Students quickly develop strong bonds and working relationships with their teachers and peers, working together to create the community and ethos of the School. These relationships last a lifetime, witnessed when our alumni – Old Bedalians – re‑connect with such enthusiasm and affection with their former teachers and school friends.
We became dissatisfied with GCSEs, believing they had become narrow, dull and unfit for purpose.
Instead, we developed our own ambitious qualification programme – Bedales Assessed Courses (BACs) – to complement a core IGCSE programme of Maths, English, Sciences and Modern Languages. Designed by Bedales teachers, externally moderated and recognised by universities, BACs give students a say over what books they study, mainly involve coursework as opposed to exams, and focus on outdoors, Arts and Humanities subjects.

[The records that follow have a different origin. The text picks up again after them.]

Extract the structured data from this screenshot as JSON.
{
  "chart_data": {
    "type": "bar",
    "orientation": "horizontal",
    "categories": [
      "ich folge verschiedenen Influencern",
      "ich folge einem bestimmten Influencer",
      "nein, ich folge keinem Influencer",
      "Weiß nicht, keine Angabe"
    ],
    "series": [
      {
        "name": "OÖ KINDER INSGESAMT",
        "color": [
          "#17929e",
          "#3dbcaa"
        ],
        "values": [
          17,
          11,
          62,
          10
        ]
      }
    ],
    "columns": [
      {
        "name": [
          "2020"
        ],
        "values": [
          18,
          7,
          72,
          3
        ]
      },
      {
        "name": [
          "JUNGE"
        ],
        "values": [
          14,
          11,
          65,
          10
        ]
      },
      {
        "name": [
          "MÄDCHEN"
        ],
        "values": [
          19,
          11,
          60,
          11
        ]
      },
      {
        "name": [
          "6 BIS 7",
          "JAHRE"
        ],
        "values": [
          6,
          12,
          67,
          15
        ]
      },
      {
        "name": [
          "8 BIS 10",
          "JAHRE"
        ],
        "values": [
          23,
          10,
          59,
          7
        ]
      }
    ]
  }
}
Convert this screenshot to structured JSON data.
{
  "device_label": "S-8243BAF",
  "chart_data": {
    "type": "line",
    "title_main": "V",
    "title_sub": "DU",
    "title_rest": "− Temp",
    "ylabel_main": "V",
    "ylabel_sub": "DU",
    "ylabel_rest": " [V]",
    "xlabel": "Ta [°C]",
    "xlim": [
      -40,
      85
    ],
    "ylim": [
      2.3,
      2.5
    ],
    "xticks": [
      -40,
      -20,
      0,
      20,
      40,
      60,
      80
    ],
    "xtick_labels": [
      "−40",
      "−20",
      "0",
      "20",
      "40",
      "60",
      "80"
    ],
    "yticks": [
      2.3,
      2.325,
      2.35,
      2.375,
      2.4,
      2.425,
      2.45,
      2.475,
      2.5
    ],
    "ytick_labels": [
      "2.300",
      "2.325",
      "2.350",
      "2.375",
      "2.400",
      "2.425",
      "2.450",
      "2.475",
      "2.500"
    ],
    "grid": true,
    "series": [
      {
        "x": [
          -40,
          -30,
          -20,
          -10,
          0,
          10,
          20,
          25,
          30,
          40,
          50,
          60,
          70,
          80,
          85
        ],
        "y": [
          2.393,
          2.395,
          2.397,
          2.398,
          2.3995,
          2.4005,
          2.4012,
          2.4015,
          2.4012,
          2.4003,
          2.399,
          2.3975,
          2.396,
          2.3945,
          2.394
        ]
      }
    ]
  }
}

Our approach encourages inquiry, creative thinking and independent learning – vital requirements for further education and beyond. We start developing these skills early with our youngest children as they progress through our Prep and Pre-prep schools. Our students can enjoy – and be inspired by – a much more expansive curriculum as we are not stifled by the Common Entrance syllabus, which we feel is ineffective in educating young people.
A liberal education prioritises the individual and free expression. That doesn’t mean ‘anything goes’, but it does encourage students to explore, contribute, consider alternative views, listen to others, and develop their own thinking and reasoning.
We believe that hard rules breed only obedience and disobedience, whilst freedom breeds insight – especially important in a world that is becoming less deferential and hierarchical, and with a greater emphasis on interaction and collaboration.
We encourage our students to understand not only their subjects, but humanity and their place in the world, from as many different perspectives and experiences as possible.
A Bedales education is shaped by the individual. Our job is to help our students to work out where they want to go, and then to get there. When they leave us, we want them to feel comfortable in their own skins, to know their own minds, and to have found their voices. We also want them to have a sophisticated sense of the situations and needs of others, and the moral purpose and skills to act upon it.